Maddie Donaldson contemplaba la tormenta sentada en la repisa interior de la ventana con una taza de té caliente entre sus manos. Después de unos cuantos sorbos, el calor le subió a la cara sonrosando sus pálidas mejillas y perlando su frente de pequeñas gotas de sudor. Abrió la ventana. Una bocanada de aire fresco cargada de aromas a mar y a tierra mojada la sacudió como si la hubieran abofeteado. Cerró los ojos con fuerza y contuvo el aliento. Acto seguido expiró profundamente dejando que el aire saliera completamente en sus pulmones, en un largo y melancólico suspiro.

Los recuerdos se agolparon en su mente sin que ella pudiera hacer nada para detenerlos. Abrió los ojos y volvió a cerrarlos para no ver el cielo aplomado, ni las copas oscuras de los árboles del pequeño bosque, ni el mar gris y furioso, que, a lo lejos, golpeaba embravecido la orilla con enormes olas coronadas de espuma.

Maddie Donaldson iba a casarse con Luke Carrington. Ambos eran jóvenes, atractivos, procedían de dos de las familias más adineradas de Virginia Beach, y lo más importante, estaban enamorados. Pero sus planes se vieron truncados por un terrible suceso. Una tormenta les sorprendió en uno de sus habituales paseos a caballo por la finca de Maddie. El sonido retumbante de un trueno desbocó a Aquiles, el brioso caballo de Luke, que, a galope tendido, le llevó a través del bosque en dirección al mar. Con el alboroto Maddie se cayó del caballo y perdió la consciencia durante unos minutos. Cuando llegó a la playa solo encontró a Aquiles vagando inquieto por la orilla. No había ni rastro de Luke. Nunca encontraron su cuerpo.

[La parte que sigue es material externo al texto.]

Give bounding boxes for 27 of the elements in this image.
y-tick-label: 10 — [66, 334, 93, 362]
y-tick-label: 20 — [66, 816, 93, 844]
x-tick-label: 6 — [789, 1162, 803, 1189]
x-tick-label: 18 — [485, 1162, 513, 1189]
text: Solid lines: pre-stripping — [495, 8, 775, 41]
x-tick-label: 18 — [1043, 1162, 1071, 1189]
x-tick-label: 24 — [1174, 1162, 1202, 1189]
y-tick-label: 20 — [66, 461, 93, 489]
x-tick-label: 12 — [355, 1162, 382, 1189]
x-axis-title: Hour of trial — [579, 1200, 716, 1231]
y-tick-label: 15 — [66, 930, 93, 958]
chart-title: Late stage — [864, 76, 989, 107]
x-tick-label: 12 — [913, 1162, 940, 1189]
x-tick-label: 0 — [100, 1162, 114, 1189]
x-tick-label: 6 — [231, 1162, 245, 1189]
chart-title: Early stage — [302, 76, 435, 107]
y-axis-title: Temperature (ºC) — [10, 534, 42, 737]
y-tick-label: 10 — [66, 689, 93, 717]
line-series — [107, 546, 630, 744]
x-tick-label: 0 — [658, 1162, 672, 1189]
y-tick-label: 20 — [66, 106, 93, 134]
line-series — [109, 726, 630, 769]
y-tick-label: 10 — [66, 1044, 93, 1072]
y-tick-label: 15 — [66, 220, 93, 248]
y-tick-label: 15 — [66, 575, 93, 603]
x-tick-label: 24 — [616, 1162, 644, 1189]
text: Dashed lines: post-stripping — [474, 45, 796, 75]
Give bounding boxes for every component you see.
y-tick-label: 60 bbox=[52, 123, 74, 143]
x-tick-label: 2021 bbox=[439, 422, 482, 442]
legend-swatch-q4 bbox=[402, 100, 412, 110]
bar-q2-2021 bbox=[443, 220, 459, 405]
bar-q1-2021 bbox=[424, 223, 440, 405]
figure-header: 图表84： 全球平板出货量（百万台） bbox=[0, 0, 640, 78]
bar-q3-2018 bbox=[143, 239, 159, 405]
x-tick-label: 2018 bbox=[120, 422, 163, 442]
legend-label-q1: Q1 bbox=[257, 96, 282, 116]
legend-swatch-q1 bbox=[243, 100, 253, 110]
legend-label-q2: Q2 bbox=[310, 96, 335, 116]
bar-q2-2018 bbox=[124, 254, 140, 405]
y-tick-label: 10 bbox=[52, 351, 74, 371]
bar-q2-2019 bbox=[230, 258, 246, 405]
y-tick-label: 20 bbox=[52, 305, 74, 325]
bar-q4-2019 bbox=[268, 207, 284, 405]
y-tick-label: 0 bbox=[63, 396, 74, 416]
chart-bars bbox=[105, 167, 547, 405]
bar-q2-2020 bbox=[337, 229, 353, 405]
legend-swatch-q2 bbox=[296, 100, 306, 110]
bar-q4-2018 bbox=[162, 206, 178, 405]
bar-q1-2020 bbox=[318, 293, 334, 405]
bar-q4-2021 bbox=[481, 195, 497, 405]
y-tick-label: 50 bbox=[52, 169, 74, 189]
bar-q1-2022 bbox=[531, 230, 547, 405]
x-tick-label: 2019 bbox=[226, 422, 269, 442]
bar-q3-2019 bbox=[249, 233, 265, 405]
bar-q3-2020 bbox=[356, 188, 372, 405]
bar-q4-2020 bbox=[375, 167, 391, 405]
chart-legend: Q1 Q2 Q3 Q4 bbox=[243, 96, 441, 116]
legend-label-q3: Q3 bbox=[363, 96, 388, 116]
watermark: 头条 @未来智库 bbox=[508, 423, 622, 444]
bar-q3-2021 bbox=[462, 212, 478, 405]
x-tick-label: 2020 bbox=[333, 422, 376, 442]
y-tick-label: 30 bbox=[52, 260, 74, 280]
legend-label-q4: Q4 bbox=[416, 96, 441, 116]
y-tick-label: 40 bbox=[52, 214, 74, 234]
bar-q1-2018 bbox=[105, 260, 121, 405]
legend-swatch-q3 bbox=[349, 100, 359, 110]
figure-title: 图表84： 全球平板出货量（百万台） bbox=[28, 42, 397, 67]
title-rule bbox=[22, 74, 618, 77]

Maddie abrió los ojos. Habían pasado cinco largos años de todo aquello y aun lo recordaba con una viveza extraordinaria. Nunca había sido la misma después de perder a Luke. Suspiró y dio otro sorbo al té, ya frío. Estaba anocheciendo. Maddie cerró la ventana y se acurrucó en uno de los sillones. Seguía pensando en Luke y le daba vueltas a lo ocurrido una y otra vez. A pesar del tiempo transcurrido aun conservaba la esperanza de que se encontrara vivo en algún lugar. Agotada, cerró los ojos.

El olor a mar y a tierra mojada se había desvanecido de la habitación. Se adueñó del ambiente el aroma penetrante de los jazmines medio marchitos del jarrón que descansaba sobre la mesa, a la vez que los suaves efluvios del aceite de linaza que desprendían los muebles de caoba transformaban el aire en una masa densa y sofocante. La lluvia caía con más fuerza y los relámpagos iluminaban la estancia en penumbra dándole un aspecto fantasmagórico. El reproductor de CD’s exhalaba las últimas notas de una música instrumental, relajante y suave. Esas notas cadentes, lentas, impregnadas de melancolía, quedaron flotando en el aire, como copos de nieve ingrávidos, aumentando, más si cabe, la atmósfera opresiva de la sala. Silencio y tinieblas. Las paredes se erguían, altas y lóbregas. Parecía que hubieran cobrado vida e intentaran, en un vano pero decidido esfuerzo, desprenderse de todas las tristezas y sinsabores que habían absorbido en el transcurso de los años.

La música despertó a Maddie. Escuchó con atención. No era el reproductor, de eso estaba segura. Las suaves notas sonaban amortiguadas y parecían provenir del piano que había en el piso de abajo. Su corazón empezó a latir con fuerza. Era el Nocturno Nº 2 de Chopin. La melodía favorita de Luke. Y solo había una persona capaz de tocar esa pieza con ese grado de maestría. Aguzó el oído. Sí, la ejecución era perfecta. No puede ser. Es imposible. Decidida, se dirigió sigilosamente hacia las escaleras. Uno de los peldaños crujió. La música se detuvo. Cuando llegó al piano solo alcanzó a ver una figura masculina huyendo en dirección a las estancias del servicio. Los fantasmas no corren, pensó. Apretó el paso. No descansaría hasta descubrir quién diablos era el misterioso pianista.